Biochemical Studies on Sulfate-reducing Bacteria

Abstract

1) Sulfite reductase was purified to an ultracentrifugally and disc-electrophoretically homogeneous state from a dissimilatory sulfate-reducer, Desul fovibrio vulgaris. 2) The purified enzyme had an absorption spectrum identical with that of a green pigment, desulfoviridine, showing absorption maxima at 630, 585, 410, 390, and 280 mμ. The spectrum was not affected by sodium dithionite.
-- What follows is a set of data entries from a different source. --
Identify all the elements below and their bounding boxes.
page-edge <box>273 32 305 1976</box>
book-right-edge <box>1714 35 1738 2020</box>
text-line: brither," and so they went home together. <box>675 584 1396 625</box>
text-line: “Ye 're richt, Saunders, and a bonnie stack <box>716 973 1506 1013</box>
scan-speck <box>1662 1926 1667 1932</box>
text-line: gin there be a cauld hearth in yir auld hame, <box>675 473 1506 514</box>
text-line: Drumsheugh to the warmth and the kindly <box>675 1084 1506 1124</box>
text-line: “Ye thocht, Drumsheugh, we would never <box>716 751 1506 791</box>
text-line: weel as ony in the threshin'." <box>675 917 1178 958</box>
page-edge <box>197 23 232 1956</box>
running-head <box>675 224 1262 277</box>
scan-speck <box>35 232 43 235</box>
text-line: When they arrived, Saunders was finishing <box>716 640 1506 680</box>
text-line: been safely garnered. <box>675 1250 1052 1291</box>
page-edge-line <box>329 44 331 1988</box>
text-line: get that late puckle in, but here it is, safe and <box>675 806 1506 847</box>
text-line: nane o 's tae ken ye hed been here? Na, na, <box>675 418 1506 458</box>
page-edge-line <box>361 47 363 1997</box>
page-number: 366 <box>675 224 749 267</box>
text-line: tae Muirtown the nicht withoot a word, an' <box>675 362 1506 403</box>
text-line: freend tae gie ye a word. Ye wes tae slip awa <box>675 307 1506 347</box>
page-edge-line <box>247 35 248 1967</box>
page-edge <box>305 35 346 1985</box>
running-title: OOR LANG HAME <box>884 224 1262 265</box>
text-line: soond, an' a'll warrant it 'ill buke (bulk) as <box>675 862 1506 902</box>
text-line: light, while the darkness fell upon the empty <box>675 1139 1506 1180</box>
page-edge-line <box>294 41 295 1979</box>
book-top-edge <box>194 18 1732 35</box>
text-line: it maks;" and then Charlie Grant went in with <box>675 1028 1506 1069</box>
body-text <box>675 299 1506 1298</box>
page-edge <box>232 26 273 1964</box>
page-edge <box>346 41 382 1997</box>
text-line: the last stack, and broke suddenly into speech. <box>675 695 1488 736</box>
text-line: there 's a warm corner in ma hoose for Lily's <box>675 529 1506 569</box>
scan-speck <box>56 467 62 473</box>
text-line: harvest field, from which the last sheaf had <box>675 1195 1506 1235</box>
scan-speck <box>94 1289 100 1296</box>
Similarities in the spectrum and the behavior during purification indicate the identity of the enzyme with desul-foviridin. 3) From the results of sodium dodecylsulfate-polyacrylamide gel electrophoresis, it was shown that the enzyme was composed of at least two species of polypeptide chains having molecular weights of about 45,000 and 55,000. 4) When coupled with the hydrogenase-methylviologen system, the purified enzyme formed trithionate as well as thiosulfate and hydrogen sulfide from sulfite with the consumption of molecular hydrogen. 5) The pathway of sulfite reduction and the participation of trithionate and thiosulfate reductases in the sulfite-reducing system of sulfate-reducing bacteria, leading to the formation of sulfide, are discussed.